And one word that should be more than a buzzword.
Does the above photo make your head hurt? Good, we both feel the same way. But for me, the words of the day are “functionally obsolete” and “demands of the current housing market.” If you hear the words of the day, scream real loud.
These two phrases are bandied about by Minneapolis city staffers when they erroneously believe that housing in our community needs to be demolished instead of rehabbed. And they should be stricken from any future use on the grounds that they are employed neither objectively nor by people with professional experience in the sale of real estate. I’d go so far as to say they are redundant as well.
First, what “functional obsolescence” means is that a feature or design of a home is not what matches other properties around it or what people are buying in that general area. So a two-bedroom, one-bathroom home in a part of town where similar homes have been torn down and replaced with four-bedroom, two bathroom homes could be considered “functionally obsolete” even if the house is perfectly livable.
“Functionally obsolete” has also been used to describe floor plans, closet sizes, kitchens, and a variety of other home features. Sometimes the term is accurate. Outdated wiring, for example, can be functionally obsolete and pose a hazard to the safety of those within the home. Too often, however, “functionally obsolete” is used as an easy way to recommend demolition of a property before any serious effort has gone into attempts to restore it or market it to those who would do so.
In the context of “functionally obsolete,” compare what’s happening in southwest Minneapolis or Edina to demolitions in north Minneapolis. Personally, I’m not a big fan of the mini-mansions on undersized lots going up in place of otherwise viable homes. But at least in those cases, you could classify the smaller homes as functionally obsolete due to the private market creating demand for a specific kind of house in a certain area. Over north, however, we have more vacant lots than we know what to do with, we have too many vacant homes, and we have people in need of housing. Both younger individuals and retirees often look for homes that are smaller with fewer bedrooms and bathrooms. Yet these very styles of houses are deemed obsolete and torn down.
Which brings us to the next term, that the house “doesn’t meet the demands of the current housing market.” I have to wonder if the city staffers who use this phrase are licensed realtors. If so, how many houses in north Minneapolis have they sold in the past twelve months? If they are not, and I assume that is the case, then what is their professional certificaiton that allows them to objectively make such a statement? What does the city do to market their houses before determining that they do not in fact meet the demands of the housing market?

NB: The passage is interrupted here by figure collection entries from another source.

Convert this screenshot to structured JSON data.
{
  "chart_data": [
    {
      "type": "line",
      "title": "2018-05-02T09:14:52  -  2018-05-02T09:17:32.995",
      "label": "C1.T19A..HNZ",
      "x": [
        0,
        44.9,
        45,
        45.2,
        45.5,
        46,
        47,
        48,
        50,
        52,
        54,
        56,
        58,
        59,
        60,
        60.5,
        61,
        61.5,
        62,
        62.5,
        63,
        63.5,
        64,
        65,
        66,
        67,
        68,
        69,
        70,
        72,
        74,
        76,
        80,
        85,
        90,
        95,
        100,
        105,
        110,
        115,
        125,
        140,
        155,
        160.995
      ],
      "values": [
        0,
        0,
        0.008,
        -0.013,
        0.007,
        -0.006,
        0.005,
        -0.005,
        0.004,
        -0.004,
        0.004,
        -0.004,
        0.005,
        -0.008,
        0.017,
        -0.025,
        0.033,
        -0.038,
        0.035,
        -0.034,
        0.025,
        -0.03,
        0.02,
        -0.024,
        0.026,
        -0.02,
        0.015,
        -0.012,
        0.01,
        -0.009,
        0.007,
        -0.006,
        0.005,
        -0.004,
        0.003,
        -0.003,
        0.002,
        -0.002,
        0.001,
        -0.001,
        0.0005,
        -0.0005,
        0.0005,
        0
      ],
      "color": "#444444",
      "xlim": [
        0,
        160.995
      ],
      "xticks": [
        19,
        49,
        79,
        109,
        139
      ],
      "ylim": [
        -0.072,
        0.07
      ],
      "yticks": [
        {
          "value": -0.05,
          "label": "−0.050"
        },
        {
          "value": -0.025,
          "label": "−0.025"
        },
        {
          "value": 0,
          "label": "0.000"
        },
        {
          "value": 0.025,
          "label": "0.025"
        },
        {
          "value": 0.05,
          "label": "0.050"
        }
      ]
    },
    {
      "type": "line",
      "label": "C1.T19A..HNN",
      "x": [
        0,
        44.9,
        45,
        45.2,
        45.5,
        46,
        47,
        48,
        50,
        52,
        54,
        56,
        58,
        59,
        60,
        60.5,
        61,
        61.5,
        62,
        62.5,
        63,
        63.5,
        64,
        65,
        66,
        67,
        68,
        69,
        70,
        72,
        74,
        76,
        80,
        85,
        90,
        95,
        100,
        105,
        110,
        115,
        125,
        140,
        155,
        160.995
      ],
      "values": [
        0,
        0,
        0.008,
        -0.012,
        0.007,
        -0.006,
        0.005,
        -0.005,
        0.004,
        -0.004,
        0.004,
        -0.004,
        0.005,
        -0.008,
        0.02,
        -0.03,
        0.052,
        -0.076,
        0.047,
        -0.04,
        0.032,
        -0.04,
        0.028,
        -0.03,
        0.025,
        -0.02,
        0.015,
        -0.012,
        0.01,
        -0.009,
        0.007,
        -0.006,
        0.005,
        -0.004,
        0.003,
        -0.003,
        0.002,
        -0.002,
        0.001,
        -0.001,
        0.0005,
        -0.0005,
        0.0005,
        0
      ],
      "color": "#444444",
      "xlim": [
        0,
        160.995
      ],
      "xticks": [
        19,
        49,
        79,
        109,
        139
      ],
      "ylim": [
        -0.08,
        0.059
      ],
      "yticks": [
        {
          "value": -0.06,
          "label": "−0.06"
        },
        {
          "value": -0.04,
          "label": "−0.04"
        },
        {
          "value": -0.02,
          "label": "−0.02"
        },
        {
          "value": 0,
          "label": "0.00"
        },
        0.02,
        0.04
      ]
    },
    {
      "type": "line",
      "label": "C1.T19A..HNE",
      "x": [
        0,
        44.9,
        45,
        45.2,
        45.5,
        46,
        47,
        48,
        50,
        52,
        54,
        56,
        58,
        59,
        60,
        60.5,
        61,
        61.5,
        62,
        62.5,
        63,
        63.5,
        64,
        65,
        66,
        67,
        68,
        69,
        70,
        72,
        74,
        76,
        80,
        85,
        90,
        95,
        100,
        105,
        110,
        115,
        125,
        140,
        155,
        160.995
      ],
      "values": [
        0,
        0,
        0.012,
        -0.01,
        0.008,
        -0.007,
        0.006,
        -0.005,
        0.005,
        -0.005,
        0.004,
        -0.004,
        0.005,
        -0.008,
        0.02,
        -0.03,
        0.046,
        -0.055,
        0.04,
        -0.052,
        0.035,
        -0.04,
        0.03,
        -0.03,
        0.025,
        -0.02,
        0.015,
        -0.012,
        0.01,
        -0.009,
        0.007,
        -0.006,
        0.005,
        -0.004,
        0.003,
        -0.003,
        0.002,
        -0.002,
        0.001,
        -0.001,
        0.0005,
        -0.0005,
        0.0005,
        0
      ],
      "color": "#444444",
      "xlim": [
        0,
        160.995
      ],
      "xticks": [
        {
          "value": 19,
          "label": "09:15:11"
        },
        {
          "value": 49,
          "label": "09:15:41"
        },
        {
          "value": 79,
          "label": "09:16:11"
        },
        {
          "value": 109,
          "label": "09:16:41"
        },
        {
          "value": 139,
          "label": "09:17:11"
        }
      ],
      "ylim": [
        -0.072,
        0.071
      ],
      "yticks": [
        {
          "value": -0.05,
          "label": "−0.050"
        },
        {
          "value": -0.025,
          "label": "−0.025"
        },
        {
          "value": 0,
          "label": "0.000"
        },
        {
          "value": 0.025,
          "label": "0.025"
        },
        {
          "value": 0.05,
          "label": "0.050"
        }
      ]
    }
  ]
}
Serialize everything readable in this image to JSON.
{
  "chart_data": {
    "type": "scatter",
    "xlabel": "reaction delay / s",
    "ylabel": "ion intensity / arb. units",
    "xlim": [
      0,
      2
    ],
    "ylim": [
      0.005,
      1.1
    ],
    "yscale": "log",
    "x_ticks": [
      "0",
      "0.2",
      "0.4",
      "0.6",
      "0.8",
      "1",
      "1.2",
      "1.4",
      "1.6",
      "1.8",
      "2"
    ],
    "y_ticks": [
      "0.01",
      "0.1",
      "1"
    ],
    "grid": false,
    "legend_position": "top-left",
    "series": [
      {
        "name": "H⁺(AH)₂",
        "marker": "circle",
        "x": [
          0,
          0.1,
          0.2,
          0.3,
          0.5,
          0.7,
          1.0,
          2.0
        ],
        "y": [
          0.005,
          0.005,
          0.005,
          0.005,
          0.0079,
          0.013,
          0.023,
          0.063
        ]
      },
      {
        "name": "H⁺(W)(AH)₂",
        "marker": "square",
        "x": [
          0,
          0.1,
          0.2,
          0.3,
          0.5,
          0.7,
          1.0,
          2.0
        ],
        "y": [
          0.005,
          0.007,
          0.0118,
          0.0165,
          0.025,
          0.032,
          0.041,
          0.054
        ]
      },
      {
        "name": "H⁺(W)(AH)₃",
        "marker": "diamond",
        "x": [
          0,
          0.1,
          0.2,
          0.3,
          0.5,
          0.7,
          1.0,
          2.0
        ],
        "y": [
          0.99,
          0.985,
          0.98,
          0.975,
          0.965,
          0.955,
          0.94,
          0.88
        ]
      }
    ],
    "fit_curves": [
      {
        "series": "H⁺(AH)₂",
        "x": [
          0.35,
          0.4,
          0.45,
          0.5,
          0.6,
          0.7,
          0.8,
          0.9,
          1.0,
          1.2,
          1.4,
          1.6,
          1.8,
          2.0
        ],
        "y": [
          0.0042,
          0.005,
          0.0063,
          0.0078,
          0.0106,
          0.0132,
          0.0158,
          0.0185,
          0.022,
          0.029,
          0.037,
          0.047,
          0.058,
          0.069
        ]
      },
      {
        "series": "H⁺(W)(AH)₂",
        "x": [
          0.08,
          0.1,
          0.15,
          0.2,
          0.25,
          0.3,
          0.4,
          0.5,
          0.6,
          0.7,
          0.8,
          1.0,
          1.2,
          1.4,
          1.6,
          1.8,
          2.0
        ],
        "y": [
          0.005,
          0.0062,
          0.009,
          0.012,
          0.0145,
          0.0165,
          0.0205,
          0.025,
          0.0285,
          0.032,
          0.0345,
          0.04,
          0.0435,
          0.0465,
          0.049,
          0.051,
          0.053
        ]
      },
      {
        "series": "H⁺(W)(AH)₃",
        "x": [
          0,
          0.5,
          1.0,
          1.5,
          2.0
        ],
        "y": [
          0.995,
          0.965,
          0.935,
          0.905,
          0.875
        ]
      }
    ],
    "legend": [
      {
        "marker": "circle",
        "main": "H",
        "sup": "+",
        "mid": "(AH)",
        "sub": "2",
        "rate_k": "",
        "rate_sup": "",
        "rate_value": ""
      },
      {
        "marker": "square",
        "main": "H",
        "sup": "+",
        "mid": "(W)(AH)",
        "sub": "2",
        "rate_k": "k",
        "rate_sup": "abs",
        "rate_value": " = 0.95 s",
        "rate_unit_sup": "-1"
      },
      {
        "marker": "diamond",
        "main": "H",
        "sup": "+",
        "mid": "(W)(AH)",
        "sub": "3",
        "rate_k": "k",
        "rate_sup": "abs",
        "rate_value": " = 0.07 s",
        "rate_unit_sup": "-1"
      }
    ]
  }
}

Last I checked, smaller homes with significant rehab were selling pretty quickly and getting decent press coverage in north Minneapolis. And if we are so worried about creating houses that have different floor plans, open kitchens, bigger closets, and other modern amenities that could be considered the “demands of the current housing market,” there are over 400 vacant lots in north already, most of which are owned by the city or county. Take your pick.
(And then leave the older homes to people like me, who are just fine with their perceived drawbacks. We’ll cover the demands of the current housing market too.)
And there is a third reason to throw out these two catch phrases, and that’s so that another favorite city buzzword can actually be put into action: Equity.
Many of the homes deemed functionally obsolete or not meeting the current demands of the housing market are smaller houses, containing perhaps one or two bedrooms and one bathroom. Now I look all around my home in north Minneapolis and I see Gateway Lofts already built. Common Bond apartments are under construction around the corner. Broadway Flats will be built across the street from me. And Devean George’s apartment building will go up at Penn and Golden Valley. And to be perfectly clear, I am generally supportive of these projects.
How many bedrooms will most of these units have, and how many bathrooms? If you guessed “mostly one- or two-bedroom units” and “one bathroom,” congratulations you win the equity no-prize of the day.
So let’s get this straight: It is somehow okay to heavily subsidize the construction of hundreds of one- or two-bedroom, one-bathroom housing units in my community for people to *rent.* But when little to no subsidy is required to give people in the same income level in the same community the chance to *own* a home that functions in a similar way, suddenly that’s considered functionally obsolete.
There’s another word for such tactics when they are employed in communities of color: Redlining.
I understand that home ownership isn’t for everyone, and that the funding used to construct apartment units is often very different than (what little) public money would be needed to get these homes rehabbed. But even well-intentioned policies that have a disparate racial impact can be the basis for lawsuits or other corrective action. If we’re destroying opportunities for ownership while creating very similar opportunities for rental, that does seem fundamentally unjust.
Just this week, the mayor proposed creating two positions at the city to implement “equity,” right down to monitoring where certain products are purchased. But when it comes to actively creating equitable opportunities for home ownership in my community, it looks like the city is going backwards.